Os sentimentos nacionalistas e a celebração do Povo como entidade formadora da nacionalidade são “gostos da época, típicos do romantismo e surgem como reacção da intelectualidade europeia à política hegemónica e aglutinadora de Napoleão”, esclarece Fátima Marinho.
Como liberal e romântico, Almeida Garrett também procurou no Povo as raízes da identidade nacional e a sua obra espelha o compromisso que assumiu com os valores, as tradições e a História do país.

O gosto do escritor pelo popular evidenciou-se sobretudo na recolha que fez dos contos e tradições populares, reunidos em poesia no Romanceiro.

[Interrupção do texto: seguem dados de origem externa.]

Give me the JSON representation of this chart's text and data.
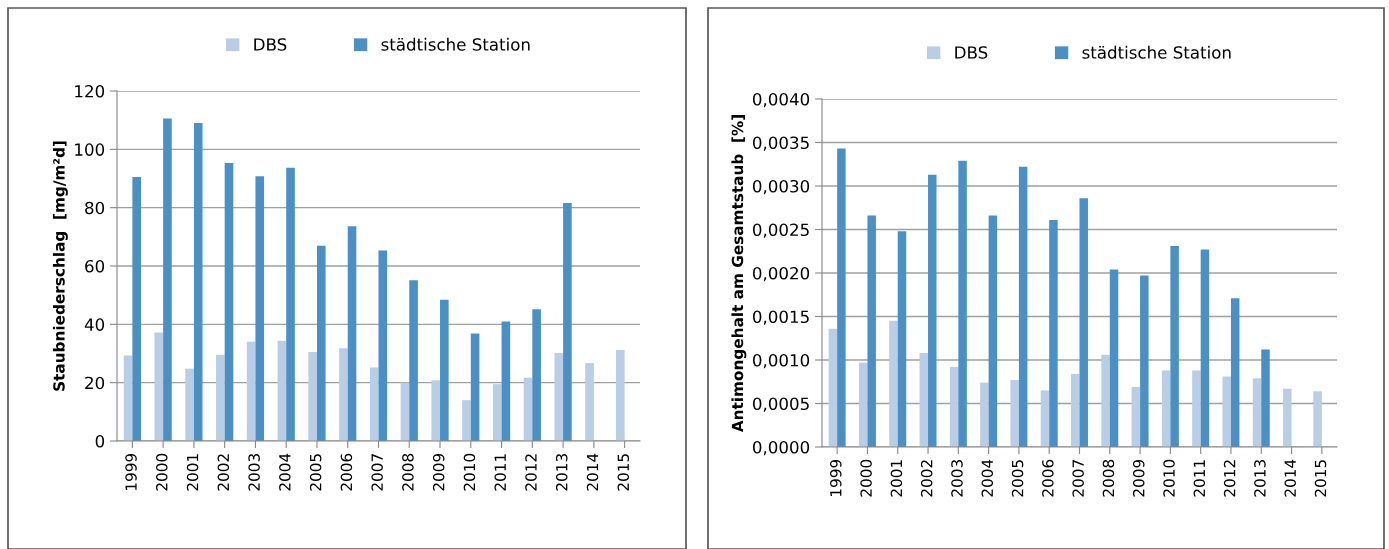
{
  "chart_data": [
    {
      "type": "bar",
      "ylabel": "Staubniederschlag  [mg/m²d]",
      "categories": [
        "1999",
        "2000",
        "2001",
        "2002",
        "2003",
        "2004",
        "2005",
        "2006",
        "2007",
        "2008",
        "2009",
        "2010",
        "2011",
        "2012",
        "2013",
        "2014",
        "2015"
      ],
      "series": [
        {
          "name": "DBS",
          "color": "#b9cde5",
          "values": [
            29.3,
            37.2,
            24.8,
            29.6,
            34.0,
            34.4,
            30.5,
            31.8,
            25.2,
            20.0,
            20.8,
            14.0,
            19.5,
            21.7,
            30.2,
            26.7,
            31.2
          ]
        },
        {
          "name": "städtische Station",
          "color": "#4a90c4",
          "values": [
            90.5,
            110.6,
            109.0,
            95.3,
            90.8,
            93.7,
            66.9,
            73.6,
            65.3,
            55.1,
            48.4,
            36.9,
            41.0,
            45.2,
            81.6,
            null,
            null
          ]
        }
      ],
      "ylim": [
        0,
        120
      ],
      "yticks": [
        0,
        20,
        40,
        60,
        80,
        100,
        120
      ],
      "grid": "y",
      "legend": "top"
    },
    {
      "type": "bar",
      "ylabel": "Antimongehalt am Gesamtstaub  [%]",
      "categories": [
        "1999",
        "2000",
        "2001",
        "2002",
        "2003",
        "2004",
        "2005",
        "2006",
        "2007",
        "2008",
        "2009",
        "2010",
        "2011",
        "2012",
        "2013",
        "2014",
        "2015"
      ],
      "series": [
        {
          "name": "DBS",
          "color": "#b9cde5",
          "values": [
            0.00136,
            0.00097,
            0.00145,
            0.00108,
            0.00092,
            0.00074,
            0.00077,
            0.00065,
            0.00084,
            0.00106,
            0.00069,
            0.00088,
            0.00088,
            0.00081,
            0.00079,
            0.00067,
            0.00064
          ]
        },
        {
          "name": "städtische Station",
          "color": "#4a90c4",
          "values": [
            0.00343,
            0.00266,
            0.00248,
            0.00313,
            0.00329,
            0.00266,
            0.00322,
            0.00261,
            0.00286,
            0.00204,
            0.00197,
            0.00231,
            0.00227,
            0.00171,
            0.00112,
            null,
            null
          ]
        }
      ],
      "ylim": [
        0,
        0.004
      ],
      "yticks": [
        {
          "value": 0,
          "label": "0,0000"
        },
        {
          "value": 0.0005,
          "label": "0,0005"
        },
        {
          "value": 0.001,
          "label": "0,0010"
        },
        {
          "value": 0.0015,
          "label": "0,0015"
        },
        {
          "value": 0.002,
          "label": "0,0020"
        },
        {
          "value": 0.0025,
          "label": "0,0025"
        },
        {
          "value": 0.003,
          "label": "0,0030"
        },
        {
          "value": 0.0035,
          "label": "0,0035"
        },
        {
          "value": 0.004,
          "label": "0,0040"
        }
      ],
      "grid": "y",
      "legend": "top"
    }
  ]
}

Um trabalho muito próximo da etnografia e de que Garrett foi pioneiro em Portugal.
Mas o Povo é também a figura central do Arco de Sant’Ana, um romance histórico escrito durante o cerco do Porto em 1832 e que, a par das Viagens, aparece como uma “espécie de ecrã ideológico, estabelecendo uma analogia entre o povo portuense que, no século XIV, lutou contra a prepotência do Bispo e a luta dos liberais contra os absolutistas”, explica a professora da Faculdade de Letras da Universidade do Porto.
No entanto, o Povo de Garrett, como faz questão de evidenciar, “é um povo idealizado, inspirado nos valores do romantismo, que não são genuinamente os valores do povo real, ignorante e faminto”.

Mas Garrett foi, sobretudo, um ideólogo da burguesia liberal e os livros que escreveu demonstram o seu empenho na reforma político-social e cultural da sociedade portuguesa.
A luta entre o Portugal velho e o Portugal novo é, como refere Fátima Marinho, bem ilustrada nas Viagens, cujas personagens reflectem a divisão ideológica do país. “Em Viagens na Minha Terra, Almeida Garrett projecta os seus ideais políticos através do contraste que cria entre o Carlos liberal e o Frei Dinis absolutista e corrupto”.

Além disso, a professora do Porto refere que a personagem de Carlos expressa não só as convicções liberais do autor, como o próprio desencanto de Garrett pelo desfecho do liberalismo português. “O destino de Carlos, que é feito barão e engorda, transpõe a frustração de Garrett diante do oportunismo da burguesia”.

Comprometido com o seu tempo e ávido de intervir nos destinos do país, Almeida Garrett não foi apenas escritor, mas também cronista, historiador, etnógrafo e crítico consciente. E os seus livros testemunham como poucos a época e o país em que viveu.